Originally Posted by subego View Post
I'd say you were 100% saving her from the actions of the basketball team and 0% saving her from her own actions. Passing out while scantily clad (or unclad for that matter) doesnt cause you to get raped. Someone choosing to rape you causes you to be raped.
This is precisely right. Taking advantage of a person who is not able to actively deny permission is not the same as getting permission, and in most of the U.S. that is a legal standard as well as a logical truth.

No. Period, end of question.

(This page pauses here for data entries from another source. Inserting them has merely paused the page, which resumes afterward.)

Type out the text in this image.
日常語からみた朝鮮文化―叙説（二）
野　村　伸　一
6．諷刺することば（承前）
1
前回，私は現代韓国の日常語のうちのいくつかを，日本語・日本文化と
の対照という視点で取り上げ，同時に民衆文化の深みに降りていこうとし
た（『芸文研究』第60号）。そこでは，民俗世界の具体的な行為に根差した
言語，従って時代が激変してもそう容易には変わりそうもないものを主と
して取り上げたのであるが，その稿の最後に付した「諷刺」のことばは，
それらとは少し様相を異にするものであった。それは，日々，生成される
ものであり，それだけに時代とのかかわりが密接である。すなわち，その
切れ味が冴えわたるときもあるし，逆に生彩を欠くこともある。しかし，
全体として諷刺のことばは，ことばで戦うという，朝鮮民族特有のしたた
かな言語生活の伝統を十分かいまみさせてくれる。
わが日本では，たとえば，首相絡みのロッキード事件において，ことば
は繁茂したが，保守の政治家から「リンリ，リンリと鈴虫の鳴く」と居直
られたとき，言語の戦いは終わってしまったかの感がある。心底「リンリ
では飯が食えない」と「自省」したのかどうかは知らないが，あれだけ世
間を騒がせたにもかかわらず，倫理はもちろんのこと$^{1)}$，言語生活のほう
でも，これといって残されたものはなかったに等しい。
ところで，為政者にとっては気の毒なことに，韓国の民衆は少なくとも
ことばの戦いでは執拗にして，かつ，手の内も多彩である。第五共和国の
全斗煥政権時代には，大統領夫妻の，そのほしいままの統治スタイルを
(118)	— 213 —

Rape is a violent act carried out by an attacker through use of his/her and the victim's sexual organs. It has no valid "precipitating" factors.

I spent several years as a rape crisis counselor. I worked with people who thought they were completely safe until... I worked with people who never knew that "Uncle Joe" had a long family history of abusing pre-teen girls in the family. I worked with people whose own fathers abused them regularly without their mothers taking action about what they knew what was happening... There is NO way a rape is EVER the fault of the victim.

Reader50 noted the possibility of "hiring a hit on yourself," and while that is a possibility, that changes it from being "rape" to being a different criminal act. Look at the various definitions of rape. If one hires someone (even anonymously) to commit a rape against oneself, it is no longer "against the will" of that individual. On the other hand, "no means no" applies no matter what; if someone was cooperating until some point and said "no" then, using force (even just the weight of another person's body on top of that person) technically (although not necessarily legally) constitutes rape. Actively getting someone drunk/drugged/etc. in order to attack them is part of every state's legal rape definition, as is attacking someone who has passed out through their own actions.

Anyone who considers what a person was wearing, how the person was acting, or anything else about the victim as "a rationale" for a rape does not understand (or chooses not to understand) the act of rape. It is an attack, whether for purposes of sexual satisfaction (seldom, mostly "party drug" activities) or to show pathological "dominance" over someone, or any other reason. It is NEVER the fault of the victim.

Glenn -----OTR/L, MOT, Tx
     
subego  (op)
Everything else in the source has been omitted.